The Attack of the Killer Deficit?

According to politicians and pundits across the spectrum, the biggest economic threat to the country is not the suffering of millions of unemployed people but the specter of ballooning federal debt. (Deficits are the shortfalls in any given year, debt is the grand total.) Why this sudden obsession with government debt?

Renewed concern in Washington over the federal debt is a sort of victory lap for the bankers.

Two years ago the government saved Wall Street from certain collapse with $2 trillion in bailouts—all of which added to the government’s tab. Now Wall Street is saying the deficit is dangerous and needs to be paid down—by us.

They say a big deficit makes investors (themselves) nervous. Might the government default on its bonds? They need a show of good faith if they are going to keep lending to Uncle Sam.
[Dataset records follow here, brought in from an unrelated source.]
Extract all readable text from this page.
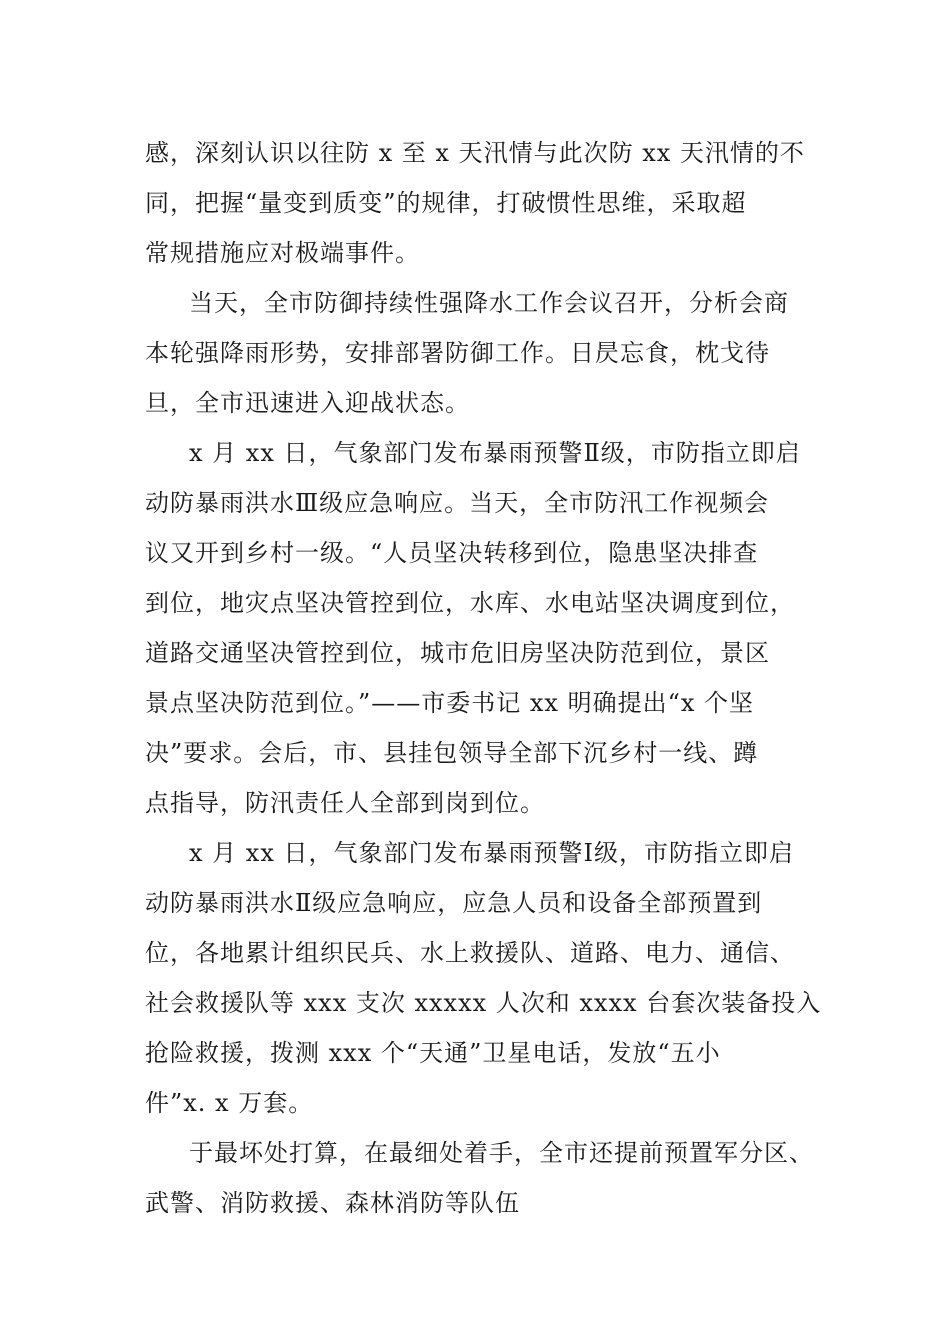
感，深刻认识以往防 x 至 x 天汛情与此次防 xx 天汛情的不
同，把握“量变到质变”的规律，打破惯性思维，采取超
常规措施应对极端事件。
当天，全市防御持续性强降水工作会议召开，分析会商
本轮强降雨形势，安排部署防御工作。日昃忘食，枕戈待
旦，全市迅速进入迎战状态。
x 月 xx 日，气象部门发布暴雨预警Ⅱ级，市防指立即启
动防暴雨洪水Ⅲ级应急响应。当天，全市防汛工作视频会
议又开到乡村一级。“人员坚决转移到位，隐患坚决排查
到位，地灾点坚决管控到位，水库、水电站坚决调度到位，
道路交通坚决管控到位，城市危旧房坚决防范到位，景区
景点坚决防范到位。”——市委书记 xx 明确提出“x 个坚
决”要求。会后，市、县挂包领导全部下沉乡村一线、蹲
点指导，防汛责任人全部到岗到位。
x 月 xx 日，气象部门发布暴雨预警Ⅰ级，市防指立即启
动防暴雨洪水Ⅱ级应急响应，应急人员和设备全部预置到
位，各地累计组织民兵、水上救援队、道路、电力、通信、
社会救援队等 xxx 支次 xxxxx 人次和 xxxx 台套次装备投入
抢险救援，拨测 xxx 个“天通”卫星电话，发放“五小
件”x. x 万套。
于最坏处打算，在最细处着手，全市还提前预置军分区、
武警、消防救援、森林消防等队伍
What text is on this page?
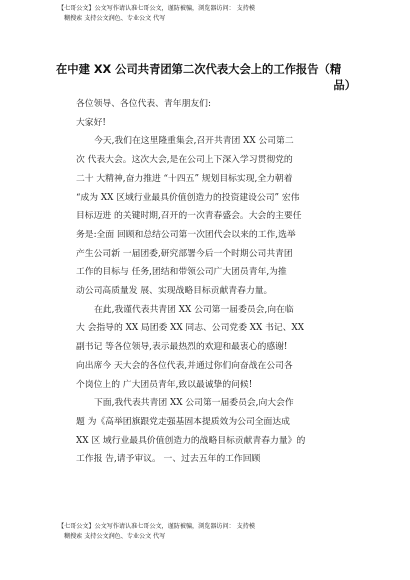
【七哥公文】公文写作请认准七哥公文，谨防被骗，浏览器访问： 支持模
糊搜索 支持公文润色、专业公文 代写
在中建 XX 公司共青团第二次代表大会上的工作报告（精
品）
各位领导、各位代表、青年朋友们:
大家好!
今天,我们在这里隆重集会,召开共青团 XX 公司第二
次 代表大会。这次大会,是在公司上下深入学习贯彻党的
二十 大精神,奋力推进 “十四五” 规划目标实现,全力朝着
“成为 XX 区域行业最具价值创造力的投资建设公司” 宏伟
目标迈进 的关键时期,召开的一次青春盛会。大会的主要任
务是:全面 回顾和总结公司第一次团代会以来的工作,选举
产生公司新 一届团委,研究部署今后一个时期公司共青团
工作的目标与 任务,团结和带领公司广大团员青年,为推
动公司高质量发 展、实现战略目标贡献青春力量。
在此,我谨代表共青团 XX 公司第一届委员会,向在临
大 会指导的 XX 局团委 XX 同志、公司党委 XX 书记、XX
副书记 等各位领导,表示最热烈的欢迎和最衷心的感谢!
向出席今 天大会的各位代表,并通过你们向奋战在公司各
个岗位上的 广大团员青年,致以最诚挚的问候!
下面,我代表共青团 XX 公司第一届委员会,向大会作
题 为《高举团旗跟党走强基固本提质效为公司全面达成
XX 区 域行业最具价值创造力的战略目标贡献青春力量》的
工作报 告,请予审议。 一、过去五年的工作回顾
【七哥公文】公文写作请认准七哥公文，谨防被骗，浏览器访问： 支持模
糊搜索 支持公文润色、专业公文 代写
But the real reason the bankers are mounting a huge scare campaign is that they see a bipartisan opportunity.

The plan is to convince enough politicians, who are usually eager to listen to Wall Street, that the way to cut the deficit is to chop the programs that don’t benefit big business. Those turn out to be ones that working people need. They are also keen to avoid discussing the other half of the equation—the revenue side—since raising taxes on the wealthy (themselves) would be another way to balance the budget.

Why tax the rich or cut military spending when you can strong-arm elected officials into laying off public employees, or cutting bus service or health care for the elderly?

IS IT A PROBLEM?

How big a problem is the deficit, in reality? You hear Tea Partiers say, “I have to balance my checkbook every month, why shouldn’t the government?” The analogy is dead wrong, unless you’ve never used a credit card, taken out a student or car loan, or had a mortgage. Like the government, almost everyone uses debt—and lots more of it relatively speaking—to buy now and pay later.

But with most of the country maxed out, how do we make sure the federal government doesn’t follow suit?

It’s true that government debt as a percentage of economic activity (GDP) has risen sharply since the recession began in 2007. But that is largely because of two wars, falling revenue thanks to the Bush tax cuts, and the economic collapse itself, which meant less tax revenue coming in. The deficit was further increased by the bailouts and the stimulus, Washington’s extraordinary measure to ward off another Great Depression.

Will red ink choke the life out of our economy? It depends. All government spending is not equal. Issuing bonds in order to kill people in Afghanistan doesn’t add to the national productivity. Neither did the bank bailout, as it turns out, since the bankers have been sitting on a mountain of cash and not lending much.

But if the government spends on infrastructure or education or health care, those things increase the country’s economic potential and our productivity. Debt created by smart spending like this actually becomes easier to pay back later, as productivity grows.

It’s as if someone went into debt to pay for medical school. Yes, she’d be in debt, but not because she’s a slacker. She’ll make the loans back and more once she starts practicing medicine. But if she maxes out credit cards to play the slots, she has nothing to show for her debt but debt.

If the bankers want to argue over how the federal government spends its money, game on. The U.S. deficit is swelling with far too much spending that doesn’t make ordinary people healthy, well-educated, and well taken care of. If we go down that road, everything has to be on the table, including making sure that those who’ve made out like bandits for the last 30 years pay their fair share.